Keesokan harinya, di taman, Nara memberikan foto yang diambil ibunya 12 tahun yang lalu ke Ari. Di sana sudah ada Toha dan Wira. Mereka pun mengamati foto di tangan Ari. Foto sebuah gambar denah salah satu area bangunan sekolah mereka yang kertasnya sudah terlihat buram dan menguning. Nara menunjukkan posisi ruangan bawah tanah.
“Ini basement-nya,” Nara menjelaskan. “Kalian lihat, ada gambar lorong dari sini ke arah sana.”
Ari, Toha dan Wira berusaha melekatkan pandangannya ke foto itu. Karena gambar denah yang tertangkap di foto begitu kecil. Mereka lihat denah basement yang ditunjuk Nara. Tapi mereka masih meraba-raba gambar lorong yang dibilang Nara. Memang ada gambar garis yang terhubungkan dengan gambar basement tapi tak begitu jelas. Saat mereka sibuk mengamati foto, tiba-tiba terdengar suara orang menangis. Ari, Toha dan Wira spontan memandang Nara. Karena suara tadi adalah suara perempuan.
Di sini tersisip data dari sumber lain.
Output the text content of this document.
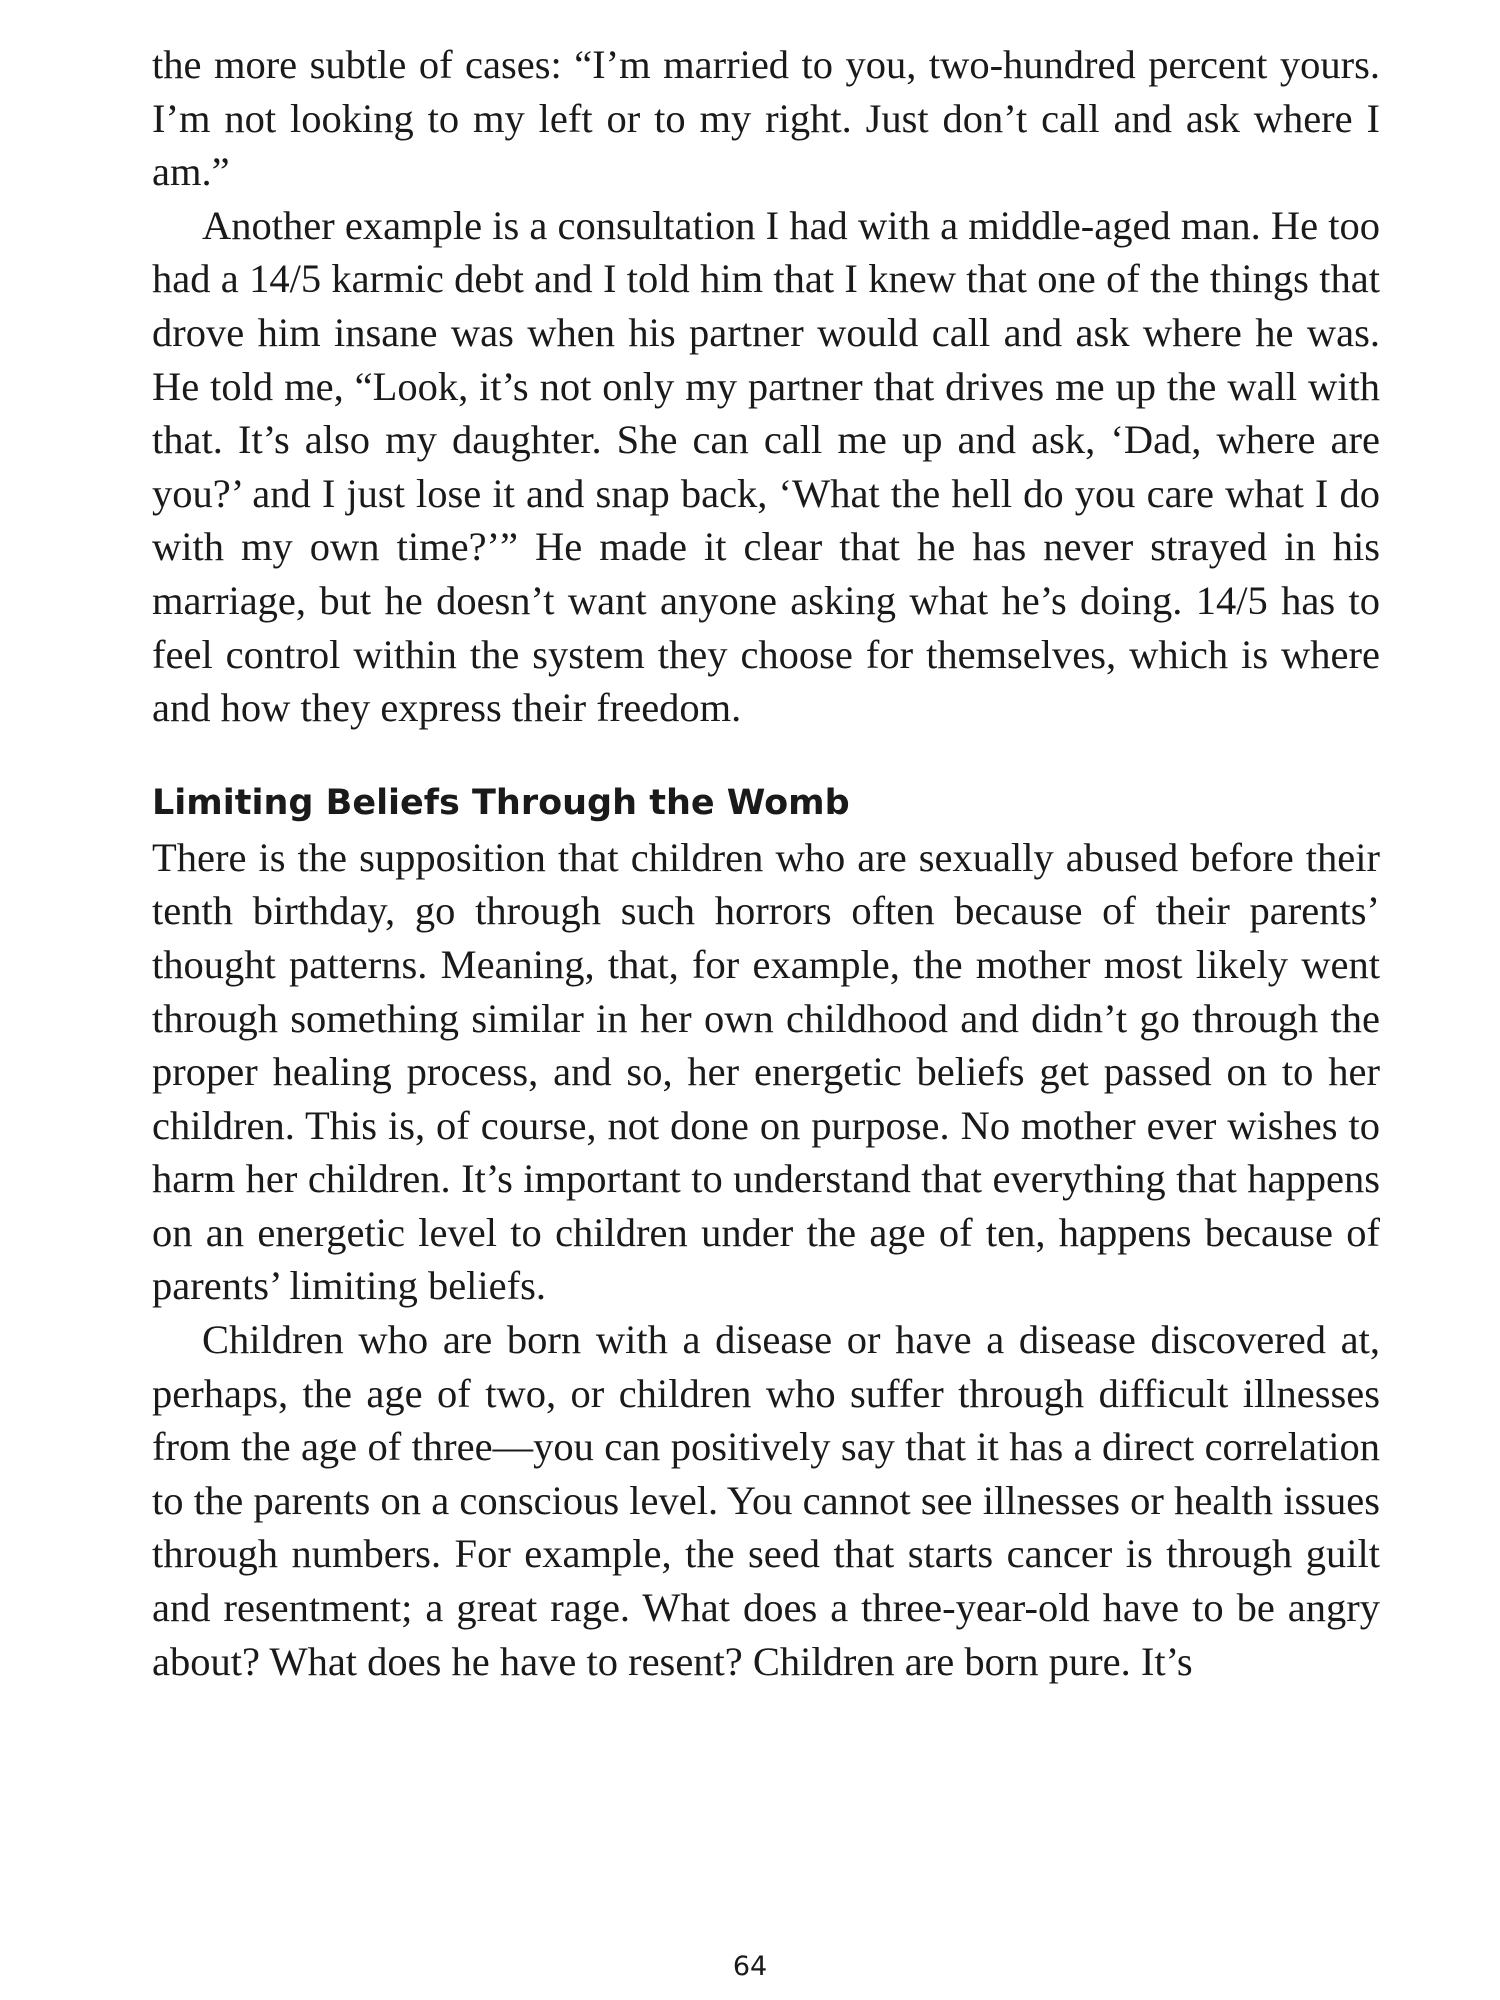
the more subtle of cases: “I’m married to you, two-hundred percent yours. I’m not looking to my left or to my right. Just don’t call and ask where I am.”

Another example is a consultation I had with a middle-aged man. He too had a 14/5 karmic debt and I told him that I knew that one of the things that drove him insane was when his partner would call and ask where he was. He told me, “Look, it’s not only my partner that drives me up the wall with that. It’s also my daughter. She can call me up and ask, ‘Dad, where are you?’ and I just lose it and snap back, ‘What the hell do you care what I do with my own time?’” He made it clear that he has never strayed in his marriage, but he doesn’t want anyone asking what he’s doing. 14/5 has to feel control within the system they choose for themselves, which is where and how they express their freedom.

Limiting Beliefs Through the Womb

There is the supposition that children who are sexually abused before their tenth birthday, go through such horrors often because of their parents’ thought patterns. Meaning, that, for example, the mother most likely went through something similar in her own childhood and didn’t go through the proper healing process, and so, her energetic beliefs get passed on to her children. This is, of course, not done on purpose. No mother ever wishes to harm her children. It’s important to understand that everything that happens on an energetic level to children under the age of ten, happens because of parents’ limiting beliefs.

Children who are born with a disease or have a disease discovered at, perhaps, the age of two, or children who suffer through difficult illnesses from the age of three—you can positively say that it has a direct correlation to the parents on a conscious level. You cannot see illnesses or health issues through numbers. For example, the seed that starts cancer is through guilt and resentment; a great rage. What does a three-year-old have to be angry about? What does he have to resent? Children are born pure. It’s

64
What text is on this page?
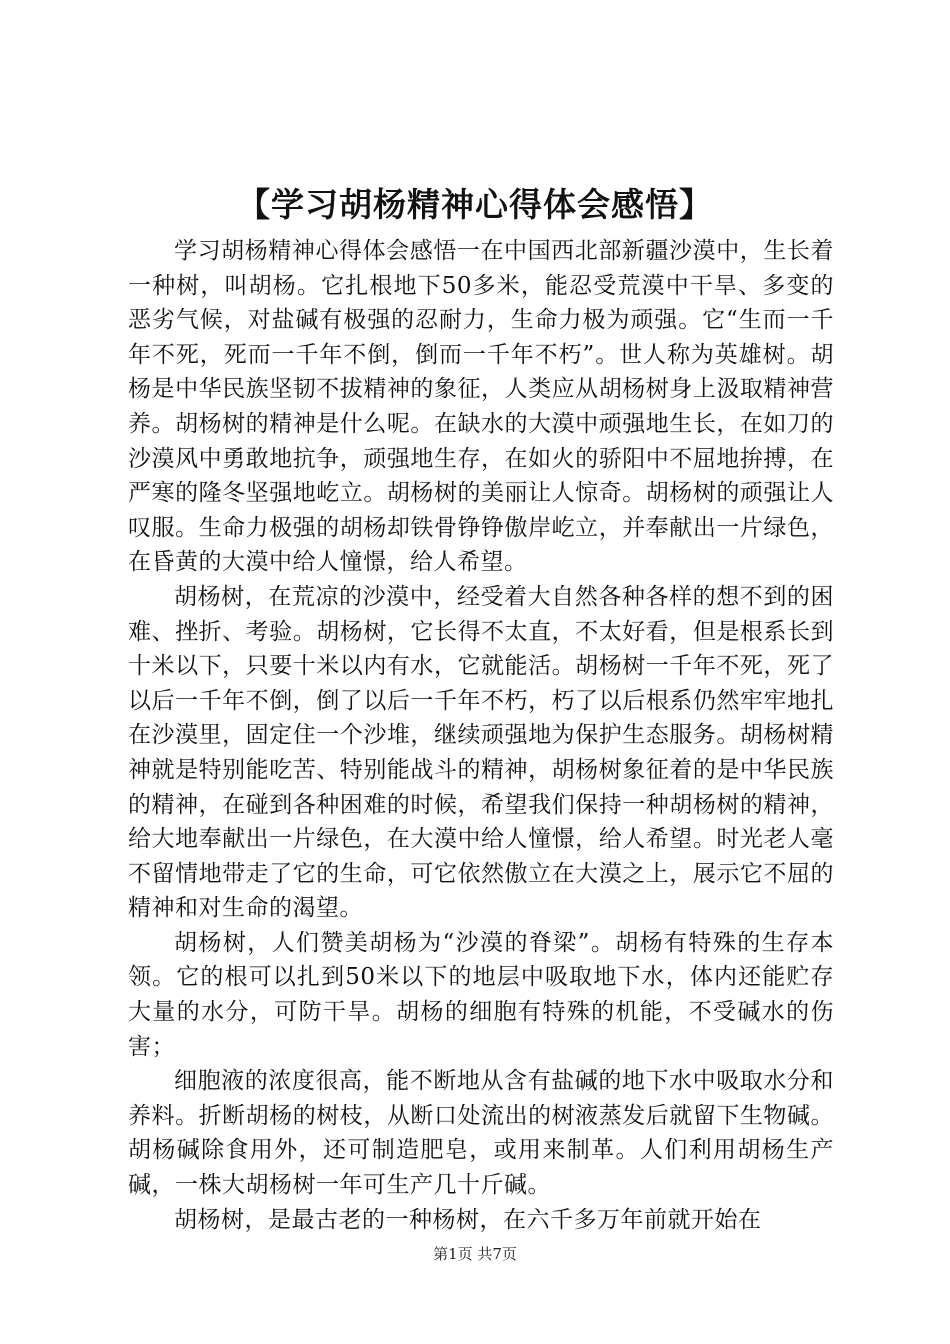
【学习胡杨精神心得体会感悟】

学习胡杨精神心得体会感悟一在中国西北部新疆沙漠中，生长着一种树，叫胡杨。它扎根地下50多米，能忍受荒漠中干旱、多变的恶劣气候，对盐碱有极强的忍耐力，生命力极为顽强。它“生而一千年不死，死而一千年不倒，倒而一千年不朽”。世人称为英雄树。胡杨是中华民族坚韧不拔精神的象征，人类应从胡杨树身上汲取精神营养。胡杨树的精神是什么呢。在缺水的大漠中顽强地生长，在如刀的沙漠风中勇敢地抗争，顽强地生存，在如火的骄阳中不屈地拚搏，在严寒的隆冬坚强地屹立。胡杨树的美丽让人惊奇。胡杨树的顽强让人叹服。生命力极强的胡杨却铁骨铮铮傲岸屹立，并奉献出一片绿色，在昏黄的大漠中给人憧憬，给人希望。

胡杨树，在荒凉的沙漠中，经受着大自然各种各样的想不到的困难、挫折、考验。胡杨树，它长得不太直，不太好看，但是根系长到十米以下，只要十米以内有水，它就能活。胡杨树一千年不死，死了以后一千年不倒，倒了以后一千年不朽，朽了以后根系仍然牢牢地扎在沙漠里，固定住一个沙堆，继续顽强地为保护生态服务。胡杨树精神就是特别能吃苦、特别能战斗的精神，胡杨树象征着的是中华民族的精神，在碰到各种困难的时候，希望我们保持一种胡杨树的精神，给大地奉献出一片绿色，在大漠中给人憧憬，给人希望。时光老人毫不留情地带走了它的生命，可它依然傲立在大漠之上，展示它不屈的精神和对生命的渴望。

胡杨树，人们赞美胡杨为“沙漠的脊梁”。胡杨有特殊的生存本领。它的根可以扎到50米以下的地层中吸取地下水，体内还能贮存大量的水分，可防干旱。胡杨的细胞有特殊的机能，不受碱水的伤害；

细胞液的浓度很高，能不断地从含有盐碱的地下水中吸取水分和养料。折断胡杨的树枝，从断口处流出的树液蒸发后就留下生物碱。胡杨碱除食用外，还可制造肥皂，或用来制革。人们利用胡杨生产碱，一株大胡杨树一年可生产几十斤碱。

胡杨树，是最古老的一种杨树，在六千多万年前就开始在

第1页 共7页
“Kenapa?” tanya Nara bingung dipandangi ketiga teman cowoknya.
“Kamu nggak denger?” tanya Wira.
“Denger apa?” Nara tanya balik.
Saat masih pada kebingungan, hampir bersamaan mereka perlahan menengok ke balakang. Karena mereka mendengar lagi suara orang menangis. Suara itu suara perempuan dari belakang mereka. Di belakang mereka ada kolam dengan pancuran kecil di tengah taman. Tapi tidak ada siapa-siapa di sana. Dan Nara sudah mulai menyilangkan tangannya.
“Ayo kita pergi dari sini,” ajak Wira.
Mereka berempat pun melangkah pergi meninggalkan taman. Ari sempat melihat lagi ke arah kolam. Tapi tetap dia tidak melihat apa-apa.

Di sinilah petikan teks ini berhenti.